2021 yılında küresel GSYH’nin %4,3’ünü oluşturan tarımsal üretim değerinde Çin %32’lik payıyla lider konumundadır. Türkiye’nin ilk 10 ülke içerisinde 8. sırada olduğu ve küresel tarımsal üretim değerinde %2 paya sahip olduğu gözlemlenmektedir.Bu % 2 lik pay tarımda gerilemenin başka bir göstergesidir. Gelişmekte olan ülkelerin tarım sektörü GSYH payının gelişmiş ülkelere kıyasla daha büyük olduğu; söz konusu durumda, ilgili ülkelerin teknoloji seviyesi kıyasla daha düşük olan tarım alanında yoğunlaşmasının ve sanayileşme/teknoloji gerektiren alanlarda faaliyet gösterilememesinin etkili olduğu değerlendirilmektedir.

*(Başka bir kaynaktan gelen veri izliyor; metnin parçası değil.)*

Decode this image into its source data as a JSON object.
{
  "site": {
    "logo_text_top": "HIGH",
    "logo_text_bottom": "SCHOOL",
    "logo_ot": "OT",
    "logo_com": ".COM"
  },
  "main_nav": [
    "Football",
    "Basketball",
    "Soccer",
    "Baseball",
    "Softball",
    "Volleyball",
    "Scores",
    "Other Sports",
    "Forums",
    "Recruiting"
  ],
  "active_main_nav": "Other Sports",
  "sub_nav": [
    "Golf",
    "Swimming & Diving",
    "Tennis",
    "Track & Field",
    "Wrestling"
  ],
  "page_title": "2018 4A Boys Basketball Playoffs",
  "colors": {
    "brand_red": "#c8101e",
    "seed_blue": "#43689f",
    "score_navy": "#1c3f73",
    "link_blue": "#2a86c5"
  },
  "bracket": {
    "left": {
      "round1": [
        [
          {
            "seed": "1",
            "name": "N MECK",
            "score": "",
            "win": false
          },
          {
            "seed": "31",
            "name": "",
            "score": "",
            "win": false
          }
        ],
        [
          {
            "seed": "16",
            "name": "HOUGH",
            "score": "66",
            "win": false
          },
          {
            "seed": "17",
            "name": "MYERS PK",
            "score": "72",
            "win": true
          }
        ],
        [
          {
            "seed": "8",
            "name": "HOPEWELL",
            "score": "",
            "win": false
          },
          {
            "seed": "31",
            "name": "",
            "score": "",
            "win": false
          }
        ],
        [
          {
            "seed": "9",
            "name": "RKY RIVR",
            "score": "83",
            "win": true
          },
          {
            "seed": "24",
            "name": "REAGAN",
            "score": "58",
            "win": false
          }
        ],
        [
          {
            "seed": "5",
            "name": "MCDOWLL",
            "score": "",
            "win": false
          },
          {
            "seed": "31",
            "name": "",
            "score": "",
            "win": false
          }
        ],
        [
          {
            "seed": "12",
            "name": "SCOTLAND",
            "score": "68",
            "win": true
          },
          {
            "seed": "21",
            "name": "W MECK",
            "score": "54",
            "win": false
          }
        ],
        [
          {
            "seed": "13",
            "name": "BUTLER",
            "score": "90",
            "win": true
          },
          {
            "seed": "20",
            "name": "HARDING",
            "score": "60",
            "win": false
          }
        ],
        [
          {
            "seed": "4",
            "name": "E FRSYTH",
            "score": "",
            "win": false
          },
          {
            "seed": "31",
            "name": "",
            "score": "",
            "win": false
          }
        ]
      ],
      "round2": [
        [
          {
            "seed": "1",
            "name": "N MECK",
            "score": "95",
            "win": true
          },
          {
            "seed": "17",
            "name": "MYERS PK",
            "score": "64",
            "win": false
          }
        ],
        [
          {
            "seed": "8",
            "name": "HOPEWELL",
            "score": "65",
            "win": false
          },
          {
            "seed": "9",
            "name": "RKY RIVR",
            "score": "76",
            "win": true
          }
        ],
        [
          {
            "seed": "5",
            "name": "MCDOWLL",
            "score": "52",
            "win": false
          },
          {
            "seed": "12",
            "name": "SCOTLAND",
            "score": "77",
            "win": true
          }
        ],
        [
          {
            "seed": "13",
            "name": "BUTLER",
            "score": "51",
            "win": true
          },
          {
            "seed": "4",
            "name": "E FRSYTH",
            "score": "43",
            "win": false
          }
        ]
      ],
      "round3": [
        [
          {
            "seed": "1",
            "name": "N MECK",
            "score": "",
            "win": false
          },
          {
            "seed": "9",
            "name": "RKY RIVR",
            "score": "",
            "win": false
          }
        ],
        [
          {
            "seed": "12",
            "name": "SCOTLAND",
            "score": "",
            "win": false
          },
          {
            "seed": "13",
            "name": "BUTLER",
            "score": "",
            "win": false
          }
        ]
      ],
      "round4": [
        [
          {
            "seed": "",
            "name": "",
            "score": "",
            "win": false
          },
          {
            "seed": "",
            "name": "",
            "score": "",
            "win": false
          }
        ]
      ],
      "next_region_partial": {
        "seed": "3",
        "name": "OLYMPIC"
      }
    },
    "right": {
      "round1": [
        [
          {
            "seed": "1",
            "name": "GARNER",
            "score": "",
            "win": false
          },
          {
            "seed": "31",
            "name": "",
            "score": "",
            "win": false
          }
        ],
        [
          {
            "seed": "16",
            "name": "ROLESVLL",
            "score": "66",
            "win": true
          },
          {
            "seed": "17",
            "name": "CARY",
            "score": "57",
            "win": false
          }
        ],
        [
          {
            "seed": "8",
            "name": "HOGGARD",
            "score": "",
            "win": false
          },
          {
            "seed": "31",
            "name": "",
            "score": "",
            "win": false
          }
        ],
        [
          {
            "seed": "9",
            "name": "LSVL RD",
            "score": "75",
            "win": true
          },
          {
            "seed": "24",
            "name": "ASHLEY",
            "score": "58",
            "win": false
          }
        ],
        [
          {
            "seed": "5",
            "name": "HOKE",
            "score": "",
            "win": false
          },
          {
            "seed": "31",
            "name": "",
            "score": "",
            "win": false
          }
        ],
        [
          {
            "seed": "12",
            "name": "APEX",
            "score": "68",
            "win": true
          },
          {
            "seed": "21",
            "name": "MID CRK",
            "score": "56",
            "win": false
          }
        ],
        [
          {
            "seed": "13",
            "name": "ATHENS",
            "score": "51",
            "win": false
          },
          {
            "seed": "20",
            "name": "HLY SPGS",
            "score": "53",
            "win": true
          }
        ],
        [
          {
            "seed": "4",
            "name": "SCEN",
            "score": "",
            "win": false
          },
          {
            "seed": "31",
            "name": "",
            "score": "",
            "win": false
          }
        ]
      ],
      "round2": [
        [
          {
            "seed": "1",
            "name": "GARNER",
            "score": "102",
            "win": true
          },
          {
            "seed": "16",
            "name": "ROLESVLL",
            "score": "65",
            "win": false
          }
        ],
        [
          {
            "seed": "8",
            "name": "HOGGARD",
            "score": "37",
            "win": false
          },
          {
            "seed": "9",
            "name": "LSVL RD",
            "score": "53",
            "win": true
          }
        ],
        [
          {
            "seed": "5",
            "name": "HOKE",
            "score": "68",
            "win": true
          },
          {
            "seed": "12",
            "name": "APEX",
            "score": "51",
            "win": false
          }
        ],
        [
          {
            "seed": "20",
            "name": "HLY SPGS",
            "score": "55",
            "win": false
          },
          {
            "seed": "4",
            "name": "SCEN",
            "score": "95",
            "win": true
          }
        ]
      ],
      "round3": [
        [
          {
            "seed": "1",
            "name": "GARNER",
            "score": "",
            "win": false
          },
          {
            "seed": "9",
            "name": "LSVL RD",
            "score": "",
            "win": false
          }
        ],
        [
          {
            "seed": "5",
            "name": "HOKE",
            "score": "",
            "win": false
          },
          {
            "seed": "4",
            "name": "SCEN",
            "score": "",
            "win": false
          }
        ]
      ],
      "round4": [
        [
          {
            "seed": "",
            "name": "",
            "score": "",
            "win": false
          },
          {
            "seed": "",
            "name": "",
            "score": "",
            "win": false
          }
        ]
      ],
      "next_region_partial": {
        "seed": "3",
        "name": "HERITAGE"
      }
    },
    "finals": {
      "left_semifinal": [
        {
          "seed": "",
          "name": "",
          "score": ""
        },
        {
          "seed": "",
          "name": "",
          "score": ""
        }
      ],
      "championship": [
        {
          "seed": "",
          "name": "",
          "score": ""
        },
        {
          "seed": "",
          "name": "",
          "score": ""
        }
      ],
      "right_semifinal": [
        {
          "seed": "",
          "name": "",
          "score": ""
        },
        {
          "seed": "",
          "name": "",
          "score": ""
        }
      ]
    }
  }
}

Küresel anlamda üretim çeşitliliğini ele aldığımızda,2020 yılında küresel tarımsal üretimde en çok üretilen ürün 1.869 milyon ton ile şeker kamışı olmuştur ve toplam tarımsal üretimin %20’sini oluşturduğu hesaplanmaktadır. En çok üretilen ikinci ürün olan mısır 1.162 milyon ton ile toplam tarımsal üretimin %12’sini oluşturmaktadır. Ana tahıl ürünlerinden buğday ise 760 milyon ton üretim ile 3. sırada yer almaktadır. İlk 3 sırada yer alan şeker kamışı, mısır ve buğday üretim miktarı toplam üretimin %40’ını oluşturmaktadır.
Ne yazık ki ülkemiz tarımsal yönetimi stratejik ürünler olan şeker,pamuk,mısır,pirinç ve soyanın önemini henüz anlamamış,özelleştirmeci ve ithalatçı tarım politikalarını hala sürdürmektedirler.